Arte22 [2014-07-24 19:13:57 +0000 UTC]
Wszystko tu takie "zapięte", chronione, tulone, intymne, traktowane odświętnie, z namaszczeniem, i z rozczuleniem, że aż oczy jaśnieją...I wchłaniane głębokim oddechem; czy oddechem tęsknoty, czy teraźniejszego przeżywania to już inna rzecz...
Szczęśliwa "konwalia", nad którą tak czule, jak tutaj, pochyla się kobieta. Szczęśliwa "konwalia", nad którą pochyla się kobieta, tak przyozdobiona jak tutaj. I szczęśliwa "konwalia", którą osłania kobieta, jak tutaj ją osłania.

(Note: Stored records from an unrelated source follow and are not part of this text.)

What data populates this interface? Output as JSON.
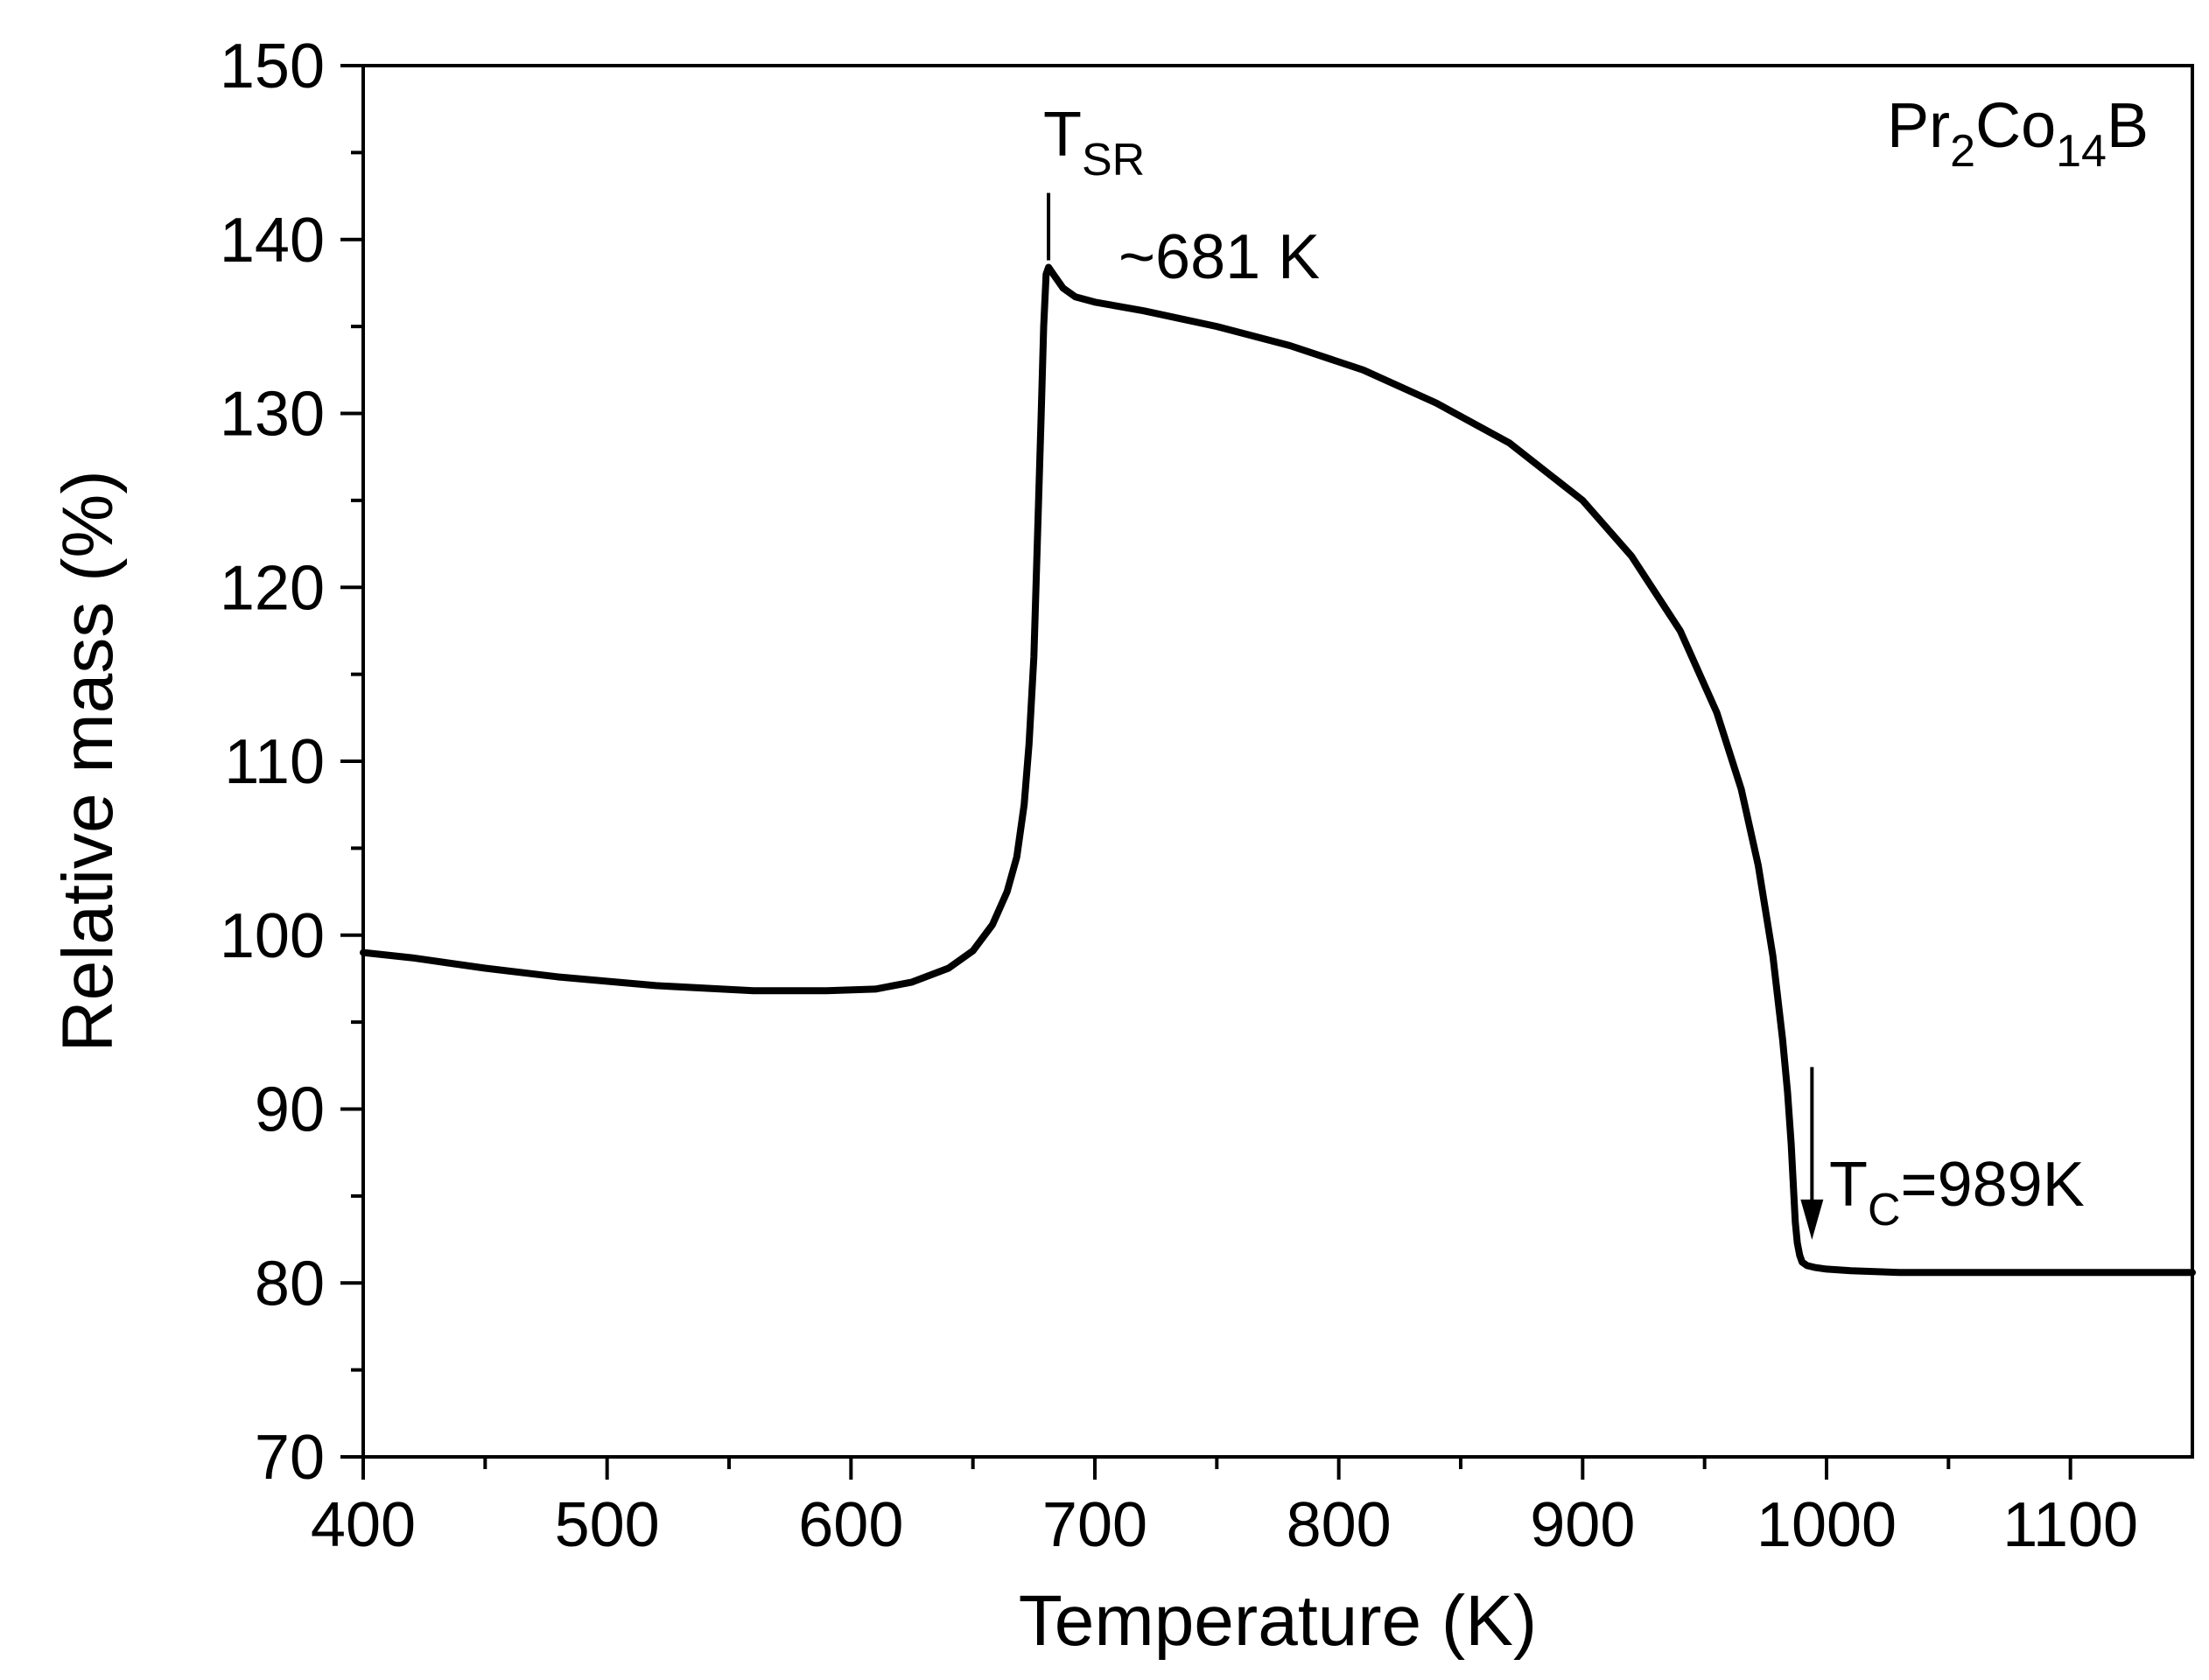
{
  "chart_data": {
    "type": "line",
    "xlabel": "Temperature (K)",
    "ylabel": "Relative mass (%)",
    "xlim": [
      400,
      1150
    ],
    "ylim": [
      70,
      150
    ],
    "xticks": [
      400,
      500,
      600,
      700,
      800,
      900,
      1000,
      1100
    ],
    "yticks": [
      70,
      80,
      90,
      100,
      110,
      120,
      130,
      140,
      150
    ],
    "x_minor_step": 50,
    "y_minor_step": 5,
    "series": [
      {
        "name": "Pr2Co14B",
        "color": "#000000",
        "x": [
          400,
          420,
          450,
          480,
          520,
          560,
          590,
          610,
          625,
          640,
          650,
          658,
          664,
          668,
          671,
          673,
          675,
          676.5,
          678,
          679,
          680,
          681,
          682,
          684,
          687,
          692,
          700,
          720,
          750,
          780,
          810,
          840,
          870,
          900,
          920,
          940,
          955,
          965,
          972,
          978,
          982,
          984,
          985.5,
          986.5,
          987.2,
          988,
          989,
          990,
          992,
          995,
          1000,
          1010,
          1030,
          1060,
          1100,
          1150
        ],
        "y": [
          99,
          98.7,
          98.1,
          97.6,
          97.1,
          96.8,
          96.8,
          96.9,
          97.3,
          98.1,
          99.1,
          100.6,
          102.5,
          104.5,
          107.5,
          111,
          116,
          123,
          130,
          135,
          138,
          138.4,
          138.2,
          137.8,
          137.2,
          136.7,
          136.4,
          135.9,
          135,
          133.9,
          132.5,
          130.6,
          128.3,
          125,
          121.8,
          117.5,
          112.8,
          108.4,
          104,
          98.8,
          94,
          91,
          88,
          85.3,
          83.5,
          82.3,
          81.6,
          81.2,
          81,
          80.9,
          80.8,
          80.7,
          80.6,
          80.6,
          80.6,
          80.6
        ]
      }
    ],
    "annotations": {
      "compound": {
        "base1": "Pr",
        "sub1": "2",
        "base2": "Co",
        "sub2": "14",
        "base3": "B"
      },
      "tsr": {
        "main": "T",
        "sub": "SR",
        "value_text": "~681 K",
        "x": 681,
        "y": 138.4
      },
      "tc": {
        "main": "T",
        "sub": "C",
        "value_text": "=989K",
        "x": 989,
        "y_top": 90,
        "y_tip": 84.5
      }
    }
  }
}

I jeszcze ta konwaliowa zieleń, która udziela się kobiecej sukience...I jeszcze ta biel, która udziela się tasiemce we włosach kobiety...Wygląda to trochę tak, jakby kobieta nasycała się konwaliowym pięknem, jak by sama stawała się konwaliowym bukiecikiem.
Bardzo piękny obraz...
Zazdroszczę i konwaliom, i pani fotograf (oczywiście zazdroszczę białą, a nie czarną zazdrością).
👍: 0 ⏩: 1
RapidHeartMovement In reply to Arte22 [2014-07-26 17:56:17 +0000 UTC]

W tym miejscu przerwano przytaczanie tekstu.